Real life and work advice for our latest class of graduates

Several million new high school and college graduates this spring will listen to commencement speeches full of guidance.

The freshly minted alumni won’t remember much of what is said.

But they should.

Several years ago, I gave a talk to high school students on career day at my alma mater, Penn Manor High School near Lancaster.

I’m not sure if I connected with the teenagers. They could have thought that it was just more blah, blah, blah from some guy they will never know or care to know.

But I poured a lot of thought into what I told them. I'm hoping what I said was reasoned and proven counsel from someone with decades of experience in the real world.

It is why I am repeating some of the talk today – as America absorbs a new crop of graduates into the workforce, military and higher education. Perhaps some of these tips will resonate with your children.

Herewith, then, is my “Advice for Real Life and Work" – tips that, upon a second look, might be good for anytime in one's career.

-- Don’t go through life angry. It’s much, much better to go through life being nice.

-- First impressions are very important.

-- Don’t be so negative. Learn to say yes.

-- A job is a privilege. So is your education.

-- When your boss asks you to do something, he or she is not asking – it’s actually an order.

-- Grab assignments when the boss asks for volunteers. Step up to accept the task.

-- Still nothing to do at work? Ask for an assignment. Ask how you can help.

-- Do not do the bare minimum on a task or project. Never.

-- Make lists of things to do for when you are at work. But don’t let the list paralyze or overwhelm you.

-- Never stop learning. Take advantage of training opportunities.

-- Stay current with technology and all things Internet, smartphones, communications, multimedia and more.
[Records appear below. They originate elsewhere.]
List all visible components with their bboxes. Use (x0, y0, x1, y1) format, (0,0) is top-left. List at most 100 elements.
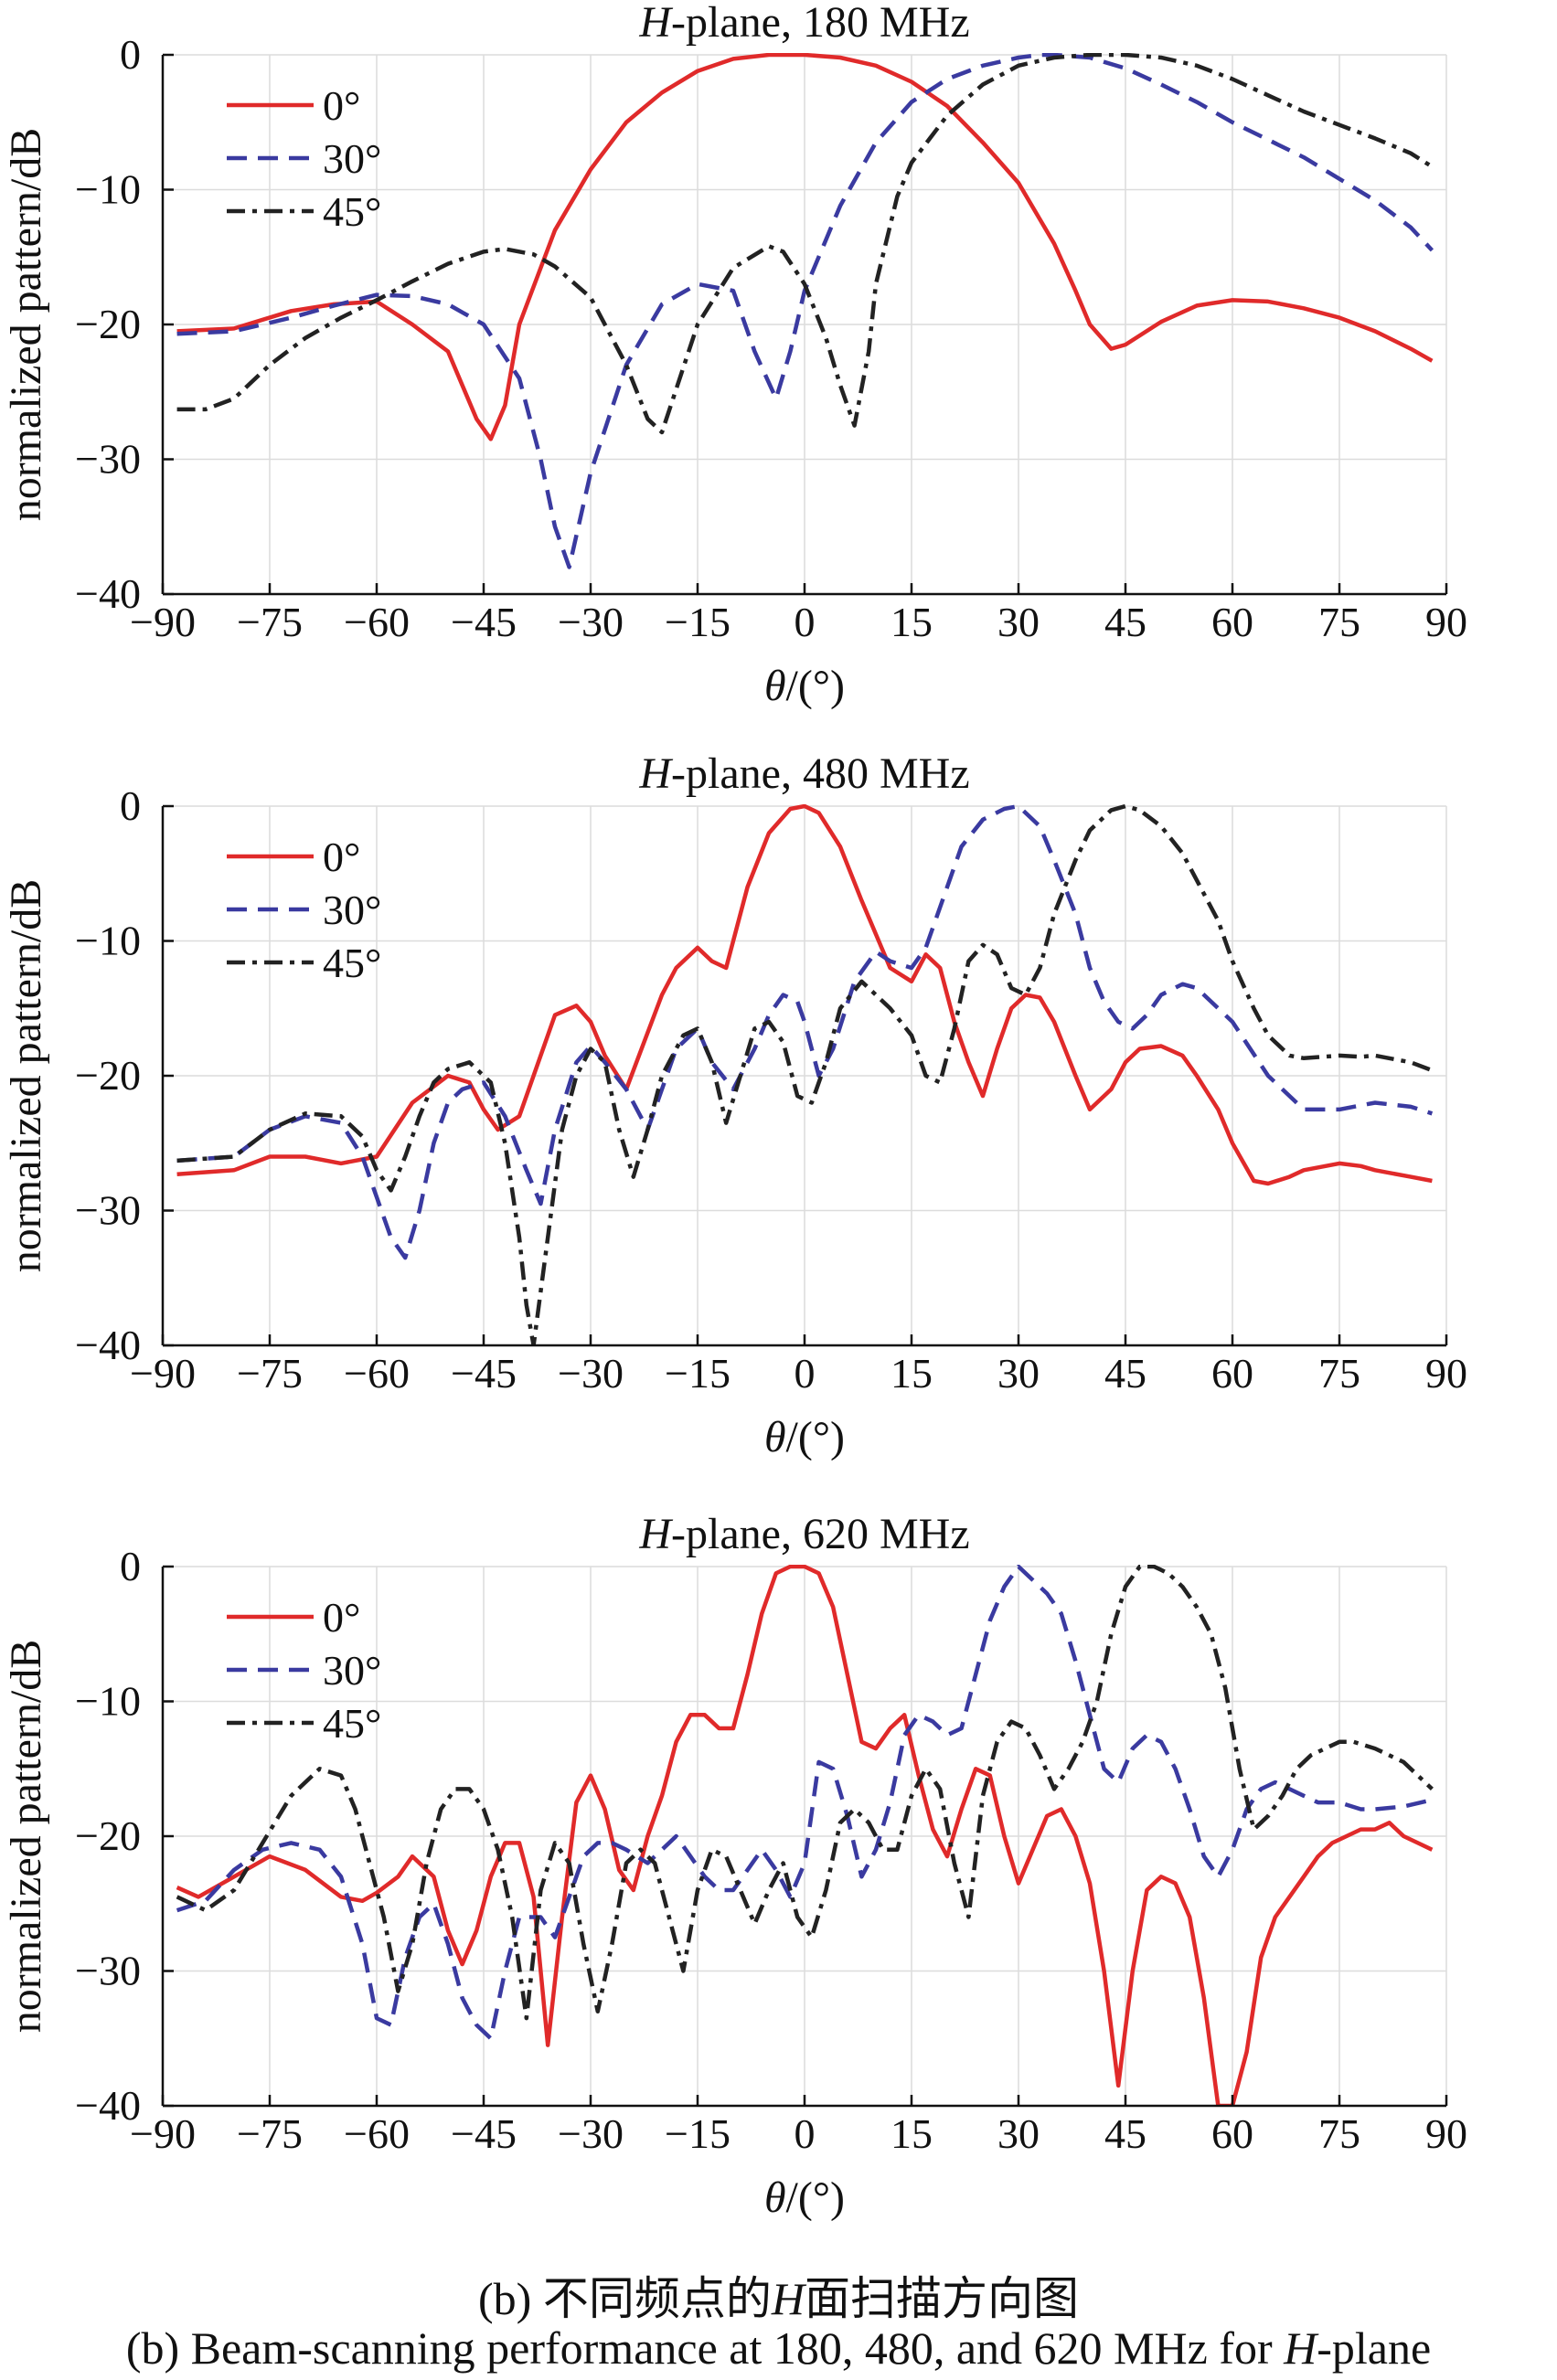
legend-label-part-0: 30° (323, 135, 381, 182)
legend-label: 30° (323, 135, 381, 182)
x-tick-label-part-0: −30 (558, 1350, 624, 1397)
x-axis-label-part-1: /(°) (786, 1413, 846, 1461)
x-tick-label: 75 (1318, 2110, 1360, 2157)
x-tick-label: −90 (130, 2110, 196, 2157)
legend-label-part-0: 45° (323, 1700, 381, 1747)
y-axis-label: normalized pattern/dB (2, 1640, 50, 2034)
x-tick-label-part-0: −60 (344, 1350, 410, 1397)
y-tick-label-part-0: −30 (75, 1948, 141, 1994)
legend-label-part-0: 45° (323, 188, 381, 235)
chart-panel-2: −90 −75 −60 −45 −30 −15 0 15 30 45 60 75 90 0 −10 −20 −3… (2, 1510, 1467, 2222)
x-tick-label: 75 (1318, 599, 1360, 645)
x-tick-label: 60 (1211, 1350, 1253, 1397)
y-tick-label-part-0: −30 (75, 436, 141, 483)
y-tick-label-part-0: −10 (75, 1678, 141, 1725)
caption-zh-italic: H (771, 2273, 805, 2324)
x-tick-label-part-0: −15 (665, 2110, 731, 2157)
x-tick-label: 75 (1318, 1350, 1360, 1397)
y-tick-label-part-0: 0 (120, 782, 141, 829)
x-tick-label-part-0: −45 (451, 2110, 517, 2157)
y-tick-label-part-0: −40 (75, 1322, 141, 1368)
x-tick-label: −15 (665, 2110, 731, 2157)
series-line-30deg (176, 804, 1434, 1260)
x-tick-label: 30 (997, 1350, 1040, 1397)
caption-en-suffix: -plane (1317, 2322, 1432, 2374)
x-tick-label-part-0: 15 (890, 599, 933, 645)
x-tick-label-part-0: 45 (1104, 1350, 1146, 1397)
x-tick-label-part-0: −90 (130, 1350, 196, 1397)
caption-chinese: (b) 不同频点的H面扫描方向图 (0, 2262, 1557, 2328)
x-tick-label: 45 (1104, 1350, 1146, 1397)
x-tick-label-part-0: 15 (890, 2110, 933, 2157)
legend-label: 0° (323, 1594, 360, 1641)
x-axis-label-part-1: /(°) (786, 662, 846, 710)
chart-title-part-1: -plane, 180 MHz (671, 0, 970, 47)
x-tick-label: 60 (1211, 2110, 1253, 2157)
x-tick-label: 15 (890, 599, 933, 645)
x-tick-label-part-0: −60 (344, 599, 410, 645)
x-tick-label: −75 (237, 599, 303, 645)
y-axis-label-part-0: normalized pattern/dB (2, 879, 50, 1273)
legend-label: 30° (323, 887, 381, 933)
x-tick-label: 30 (997, 2110, 1040, 2157)
x-tick-label: −75 (237, 1350, 303, 1397)
caption-english: (b) Beam-scanning performance at 180, 48… (0, 2322, 1557, 2375)
y-tick-label-part-0: −20 (75, 1812, 141, 1859)
series-line-0deg (176, 804, 1433, 1186)
x-tick-label: 45 (1104, 2110, 1146, 2157)
x-tick-label: 30 (997, 599, 1040, 645)
x-tick-label: −15 (665, 1350, 731, 1397)
chart-title-part-1: -plane, 480 MHz (671, 749, 970, 798)
x-tick-label-part-0: 30 (997, 1350, 1040, 1397)
y-tick-label: 0 (120, 782, 141, 829)
x-tick-label-part-0: 90 (1425, 2110, 1467, 2157)
x-tick-label: −45 (451, 2110, 517, 2157)
series-line-45deg (176, 53, 1434, 435)
y-tick-label: −20 (75, 1052, 141, 1099)
y-axis-label-part-0: normalized pattern/dB (2, 128, 50, 522)
series-line-0deg (176, 53, 1434, 441)
x-tick-label-part-0: −90 (130, 2110, 196, 2157)
chart-title: H-plane, 480 MHz (638, 749, 969, 798)
legend-label: 30° (323, 1647, 381, 1694)
y-tick-label: −10 (75, 918, 141, 964)
x-tick-label-part-0: −75 (237, 1350, 303, 1397)
y-tick-label: −30 (75, 436, 141, 483)
y-tick-label: −20 (75, 301, 141, 347)
x-axis-label-part-0: θ (764, 1413, 786, 1461)
y-tick-label-part-0: −20 (75, 301, 141, 347)
x-tick-label: −90 (130, 1350, 196, 1397)
y-axis-label-part-0: normalized pattern/dB (2, 1640, 50, 2034)
y-tick-label: −10 (75, 1678, 141, 1725)
chart-title: H-plane, 620 MHz (638, 1510, 969, 1558)
x-tick-label: −30 (558, 599, 624, 645)
legend-label: 45° (323, 188, 381, 235)
chart-title-part-0: H (638, 1510, 673, 1558)
x-tick-label-part-0: 0 (794, 1350, 816, 1397)
x-tick-label-part-0: 30 (997, 2110, 1040, 2157)
y-tick-label-part-0: −40 (75, 570, 141, 617)
x-tick-label-part-0: 30 (997, 599, 1040, 645)
x-tick-label: −45 (451, 1350, 517, 1397)
y-tick-label-part-0: 0 (120, 31, 141, 78)
x-axis-label-part-0: θ (764, 2173, 786, 2222)
x-tick-label-part-0: 60 (1211, 2110, 1253, 2157)
x-tick-label: −30 (558, 1350, 624, 1397)
legend-label: 0° (323, 834, 360, 880)
series-line-30deg (176, 1565, 1433, 2041)
x-tick-label-part-0: −15 (665, 599, 731, 645)
chart-panel-0: −90 −75 −60 −45 −30 −15 0 15 30 45 60 75 90 0 −10 −20 −3… (2, 0, 1467, 710)
x-tick-label-part-0: 0 (794, 599, 816, 645)
x-tick-label-part-0: 90 (1425, 1350, 1467, 1397)
x-tick-label-part-0: −30 (558, 599, 624, 645)
x-tick-label: −45 (451, 599, 517, 645)
x-tick-label: −60 (344, 599, 410, 645)
x-tick-label-part-0: 0 (794, 2110, 816, 2157)
x-tick-label-part-0: −45 (451, 599, 517, 645)
y-tick-label-part-0: −10 (75, 166, 141, 213)
y-tick-label: −30 (75, 1187, 141, 1234)
legend-label-part-0: 0° (323, 82, 360, 129)
x-tick-label-part-0: −90 (130, 599, 196, 645)
y-tick-label: −40 (75, 1322, 141, 1368)
x-tick-label: 15 (890, 2110, 933, 2157)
-- Take notes when you are being given an assignment or being shown how to do something. More importantly, refer to those notes.

-- Be careful what you put in writing such as in email and on social media. It could kill a career.

-- Appearance still is important. So is being on time.

-- Make friends and have fun, too. Try to laugh every day. Enjoy the journey.

-- Things will not always go as planned. But learn from it, move on and try again.

-- Have passion and do your best. Every time.

-- Have responsibility. Take ownership of the assignment, your job, your career, your life.

-- Remember your family and where you came from. But keep looking ahead.

-- Be open to change. It will be the only constant in life and your career.

In summary: Be on time. Be nice. Volunteer. Work hard. Accept challenges. Keep learning. … You might not be able to follow everything on this list, but that’s OK if you try your best – as often as you can. Because talent alone is never enough.